Il pediatra ha oggi un altro peculiare ruolo, quello di aiutare i genitori adottivi in un percorso adottivo non facile se un bambino “con problemi” viene adottato all’estero, perciò deve anche essere esperto in adozioni internazionali. Lo conferma  la nostra collega, Giuseppina VENERUSO, pediatra e infettivologa già responsabile del Centro presso l’H Pediatrico Meyer di Firenze che ha scritto con grande competenza un articolo sul tema avendo approfondito le sue conoscenze in questo specifico settore; non è poi così raro ricevere come pediatri  una coppia che porta un bambino straniero adottato da poco. Anche io ne so qualcosa  essendomi occupato per molti anni del Settore adozioni internazionali in qualità di consulente e poi dirigente medico della Regione Lazio (Assessorato alla famiglia e alle politiche sociali, allora in Via del Caravaggio, RM).

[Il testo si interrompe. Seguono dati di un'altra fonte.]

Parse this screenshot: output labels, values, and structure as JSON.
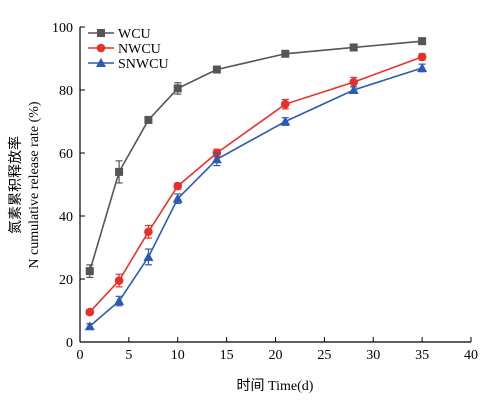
{
  "chart_data": {
    "type": "line",
    "xlabel": "时间 Time(d)",
    "ylabel_cn": "氮素累积释放率",
    "ylabel_en": "N cumulative release rate (%)",
    "xlim": [
      0,
      40
    ],
    "ylim": [
      0,
      100
    ],
    "x_ticks": [
      "0",
      "5",
      "10",
      "15",
      "20",
      "25",
      "30",
      "35",
      "40"
    ],
    "y_ticks": [
      "0",
      "20",
      "40",
      "60",
      "80",
      "100"
    ],
    "grid": false,
    "legend_position": "top-left",
    "x": [
      1,
      4,
      7,
      10,
      14,
      21,
      28,
      35
    ],
    "series": [
      {
        "name": "WCU",
        "color": "#555555",
        "marker": "square",
        "values": [
          22.5,
          54,
          70.5,
          80.5,
          86.5,
          91.5,
          93.5,
          95.5
        ],
        "errors": [
          2,
          3.5,
          1,
          1.8,
          1,
          0.8,
          1,
          1
        ]
      },
      {
        "name": "NWCU",
        "color": "#e8302a",
        "marker": "circle",
        "values": [
          9.5,
          19.5,
          35,
          49.5,
          60,
          75.5,
          82.5,
          90.5
        ],
        "errors": [
          0.8,
          2,
          2,
          1,
          1.2,
          1.5,
          1.5,
          1
        ]
      },
      {
        "name": "SNWCU",
        "color": "#2b5ab5",
        "marker": "triangle",
        "values": [
          5,
          13,
          27,
          45.5,
          58,
          70,
          80,
          87
        ],
        "errors": [
          0.8,
          1.5,
          2.5,
          1.5,
          2,
          1.2,
          1,
          1.2
        ]
      }
    ]
  }
}
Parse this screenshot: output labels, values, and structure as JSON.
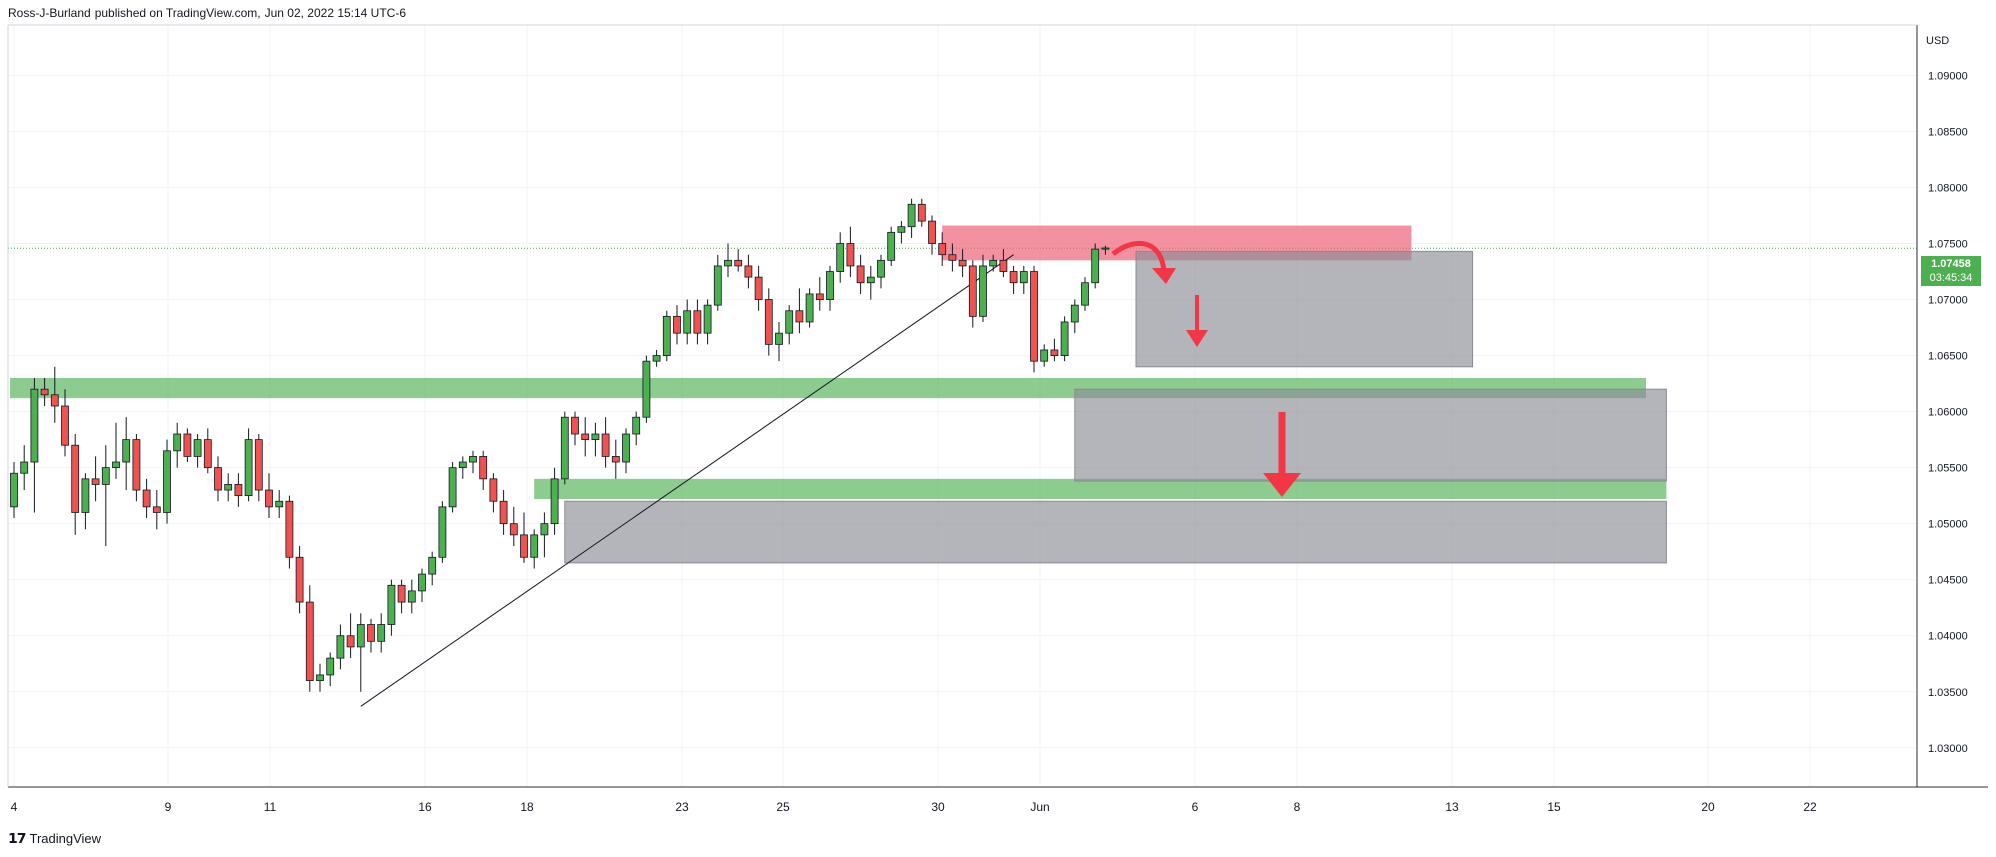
{
  "header": {
    "author": "Ross-J-Burland",
    "published_text": "published on TradingView.com,",
    "date": "Jun 02, 2022 15:14 UTC-6"
  },
  "branding": {
    "logo_text": "TradingView"
  },
  "colors": {
    "up": "#4caf50",
    "down": "#ef5350",
    "grid": "#f0f3fa",
    "zone_green": "#66bb6a",
    "zone_red": "#f06292",
    "zone_gray": "#9e9ea6",
    "arrow": "#f23645"
  },
  "chart_data": {
    "type": "candlestick",
    "currency": "USD",
    "ylim": [
      1.0265,
      1.0945
    ],
    "y_ticks": [
      "1.09000",
      "1.08500",
      "1.08000",
      "1.07500",
      "1.07000",
      "1.06500",
      "1.06000",
      "1.05500",
      "1.05000",
      "1.04500",
      "1.04000",
      "1.03500",
      "1.03000"
    ],
    "x_ticks": [
      "4",
      "9",
      "11",
      "16",
      "18",
      "23",
      "25",
      "30",
      "Jun",
      "6",
      "8",
      "13",
      "15",
      "20",
      "22"
    ],
    "last_price": "1.07458",
    "countdown": "03:45:34",
    "candles": [
      [
        1.0515,
        1.0555,
        1.0505,
        1.0545
      ],
      [
        1.0545,
        1.057,
        1.053,
        1.0555
      ],
      [
        1.0555,
        1.063,
        1.051,
        1.062
      ],
      [
        1.062,
        1.063,
        1.0605,
        1.0615
      ],
      [
        1.0615,
        1.064,
        1.059,
        1.0605
      ],
      [
        1.0605,
        1.062,
        1.056,
        1.057
      ],
      [
        1.057,
        1.058,
        1.049,
        1.051
      ],
      [
        1.051,
        1.0545,
        1.0495,
        1.054
      ],
      [
        1.054,
        1.056,
        1.052,
        1.0535
      ],
      [
        1.0535,
        1.057,
        1.048,
        1.055
      ],
      [
        1.055,
        1.059,
        1.054,
        1.0555
      ],
      [
        1.0555,
        1.0595,
        1.053,
        1.0575
      ],
      [
        1.0575,
        1.058,
        1.052,
        1.053
      ],
      [
        1.053,
        1.054,
        1.0505,
        1.0515
      ],
      [
        1.0515,
        1.053,
        1.0495,
        1.051
      ],
      [
        1.051,
        1.0575,
        1.05,
        1.0565
      ],
      [
        1.0565,
        1.059,
        1.055,
        1.058
      ],
      [
        1.058,
        1.0585,
        1.0555,
        1.056
      ],
      [
        1.056,
        1.058,
        1.055,
        1.0575
      ],
      [
        1.0575,
        1.0585,
        1.0545,
        1.055
      ],
      [
        1.055,
        1.056,
        1.052,
        1.053
      ],
      [
        1.053,
        1.0545,
        1.052,
        1.0535
      ],
      [
        1.0535,
        1.0545,
        1.0515,
        1.0525
      ],
      [
        1.0525,
        1.0585,
        1.052,
        1.0575
      ],
      [
        1.0575,
        1.058,
        1.052,
        1.053
      ],
      [
        1.053,
        1.0545,
        1.0505,
        1.0515
      ],
      [
        1.0515,
        1.053,
        1.0505,
        1.052
      ],
      [
        1.052,
        1.0525,
        1.046,
        1.047
      ],
      [
        1.047,
        1.048,
        1.042,
        1.043
      ],
      [
        1.043,
        1.0445,
        1.035,
        1.036
      ],
      [
        1.036,
        1.0375,
        1.035,
        1.0365
      ],
      [
        1.0365,
        1.0385,
        1.0355,
        1.038
      ],
      [
        1.038,
        1.041,
        1.037,
        1.04
      ],
      [
        1.04,
        1.042,
        1.038,
        1.039
      ],
      [
        1.039,
        1.042,
        1.035,
        1.041
      ],
      [
        1.041,
        1.0415,
        1.0385,
        1.0395
      ],
      [
        1.0395,
        1.042,
        1.0385,
        1.041
      ],
      [
        1.041,
        1.045,
        1.04,
        1.0445
      ],
      [
        1.0445,
        1.045,
        1.042,
        1.043
      ],
      [
        1.043,
        1.045,
        1.042,
        1.044
      ],
      [
        1.044,
        1.046,
        1.043,
        1.0455
      ],
      [
        1.0455,
        1.0475,
        1.0445,
        1.047
      ],
      [
        1.047,
        1.052,
        1.0465,
        1.0515
      ],
      [
        1.0515,
        1.0555,
        1.051,
        1.055
      ],
      [
        1.055,
        1.056,
        1.054,
        1.0555
      ],
      [
        1.0555,
        1.0565,
        1.0545,
        1.056
      ],
      [
        1.056,
        1.0565,
        1.053,
        1.054
      ],
      [
        1.054,
        1.0545,
        1.051,
        1.052
      ],
      [
        1.052,
        1.053,
        1.049,
        1.05
      ],
      [
        1.05,
        1.0515,
        1.048,
        1.049
      ],
      [
        1.049,
        1.051,
        1.0465,
        1.047
      ],
      [
        1.047,
        1.0495,
        1.046,
        1.049
      ],
      [
        1.049,
        1.051,
        1.047,
        1.05
      ],
      [
        1.05,
        1.055,
        1.049,
        1.054
      ],
      [
        1.054,
        1.06,
        1.0535,
        1.0595
      ],
      [
        1.0595,
        1.06,
        1.057,
        1.058
      ],
      [
        1.058,
        1.0595,
        1.056,
        1.0575
      ],
      [
        1.0575,
        1.059,
        1.056,
        1.058
      ],
      [
        1.058,
        1.0595,
        1.055,
        1.056
      ],
      [
        1.056,
        1.0575,
        1.054,
        1.0555
      ],
      [
        1.0555,
        1.0585,
        1.0545,
        1.058
      ],
      [
        1.058,
        1.06,
        1.057,
        1.0595
      ],
      [
        1.0595,
        1.065,
        1.059,
        1.0645
      ],
      [
        1.0645,
        1.0655,
        1.064,
        1.065
      ],
      [
        1.065,
        1.069,
        1.0645,
        1.0685
      ],
      [
        1.0685,
        1.0695,
        1.066,
        1.067
      ],
      [
        1.067,
        1.07,
        1.066,
        1.069
      ],
      [
        1.069,
        1.07,
        1.066,
        1.067
      ],
      [
        1.067,
        1.07,
        1.066,
        1.0695
      ],
      [
        1.0695,
        1.074,
        1.069,
        1.073
      ],
      [
        1.073,
        1.075,
        1.072,
        1.0735
      ],
      [
        1.0735,
        1.0745,
        1.0725,
        1.073
      ],
      [
        1.073,
        1.074,
        1.071,
        1.072
      ],
      [
        1.072,
        1.073,
        1.069,
        1.07
      ],
      [
        1.07,
        1.071,
        1.065,
        1.066
      ],
      [
        1.066,
        1.068,
        1.0645,
        1.067
      ],
      [
        1.067,
        1.0695,
        1.066,
        1.069
      ],
      [
        1.069,
        1.071,
        1.067,
        1.068
      ],
      [
        1.068,
        1.071,
        1.0675,
        1.0705
      ],
      [
        1.0705,
        1.072,
        1.069,
        1.07
      ],
      [
        1.07,
        1.073,
        1.069,
        1.0725
      ],
      [
        1.0725,
        1.076,
        1.0715,
        1.075
      ],
      [
        1.075,
        1.0765,
        1.072,
        1.073
      ],
      [
        1.073,
        1.074,
        1.0705,
        1.0715
      ],
      [
        1.0715,
        1.073,
        1.07,
        1.072
      ],
      [
        1.072,
        1.074,
        1.071,
        1.0735
      ],
      [
        1.0735,
        1.0765,
        1.073,
        1.076
      ],
      [
        1.076,
        1.077,
        1.075,
        1.0765
      ],
      [
        1.0765,
        1.079,
        1.0755,
        1.0785
      ],
      [
        1.0785,
        1.079,
        1.0765,
        1.077
      ],
      [
        1.077,
        1.0775,
        1.074,
        1.075
      ],
      [
        1.075,
        1.076,
        1.073,
        1.074
      ],
      [
        1.074,
        1.075,
        1.0725,
        1.0735
      ],
      [
        1.0735,
        1.0745,
        1.072,
        1.073
      ],
      [
        1.073,
        1.0735,
        1.0675,
        1.0685
      ],
      [
        1.0685,
        1.074,
        1.068,
        1.073
      ],
      [
        1.073,
        1.074,
        1.0725,
        1.0735
      ],
      [
        1.0735,
        1.0745,
        1.072,
        1.0725
      ],
      [
        1.0725,
        1.073,
        1.0705,
        1.0715
      ],
      [
        1.0715,
        1.073,
        1.0705,
        1.0725
      ],
      [
        1.0725,
        1.073,
        1.0635,
        1.0645
      ],
      [
        1.0645,
        1.066,
        1.064,
        1.0655
      ],
      [
        1.0655,
        1.0665,
        1.0645,
        1.065
      ],
      [
        1.065,
        1.0685,
        1.0645,
        1.068
      ],
      [
        1.068,
        1.07,
        1.067,
        1.0695
      ],
      [
        1.0695,
        1.072,
        1.069,
        1.0715
      ],
      [
        1.0715,
        1.075,
        1.071,
        1.0745
      ],
      [
        1.0745,
        1.0748,
        1.074,
        1.0746
      ]
    ],
    "zones": [
      {
        "kind": "support",
        "color": "green",
        "from_index": 0,
        "to_index": 160,
        "y1": 1.063,
        "y2": 1.0612
      },
      {
        "kind": "support",
        "color": "green",
        "from_index": 51,
        "to_index": 162,
        "y1": 1.054,
        "y2": 1.0522
      },
      {
        "kind": "resistance",
        "color": "red",
        "from_index": 91,
        "to_index": 137,
        "y1": 1.0766,
        "y2": 1.0735
      },
      {
        "kind": "target",
        "color": "gray",
        "from_index": 110,
        "to_index": 143,
        "y1": 1.0743,
        "y2": 1.064
      },
      {
        "kind": "target",
        "color": "gray",
        "from_index": 104,
        "to_index": 162,
        "y1": 1.062,
        "y2": 1.0538
      },
      {
        "kind": "target",
        "color": "gray",
        "from_index": 54,
        "to_index": 162,
        "y1": 1.052,
        "y2": 1.0465
      }
    ],
    "trendline": {
      "from": [
        34,
        1.0337
      ],
      "to": [
        98,
        1.074
      ]
    }
  }
}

I bambini adottati provenienti dall’estero necessitano di un’accoglienza sanitaria specifica. Negli anni 2000 nel Gruppo Di Lavoro Nazionale del Bambino Immigrato ( GLNBI), formatosi nel 1992 in ossequio alla Convenzione di New York sui diritti del fanciullo, è sorta una sezione dedicata al bambino adottato all’estero. Il Gruppo, a sostegno delle famiglie adottive, ha istituito una rete di Centri di Riferimento e ha formulato un protocollo diagnostico-assistenziale condiviso, denominato “Accoglienza sanitaria del bambino adottato all’estero”, che rivisitato nel 2007, è stato approvato dalla Commissione per le Adozioni Internazionali ( CAI ). Tali servizi offrono la possibilità di valutare lo stato di salute del bambino in tempi brevi, con un percorso che comprende indagini di laboratorio, (tra cui alcune che è possibile effettuare solo in centri specializzati), indagini strumentali e visite specialistiche per fare diagnosi precoce di gravi malattie infettive a volte asintomatiche ( tbc, epatiti, parassitosi), di patologie neurologiche ed endocrinologiche.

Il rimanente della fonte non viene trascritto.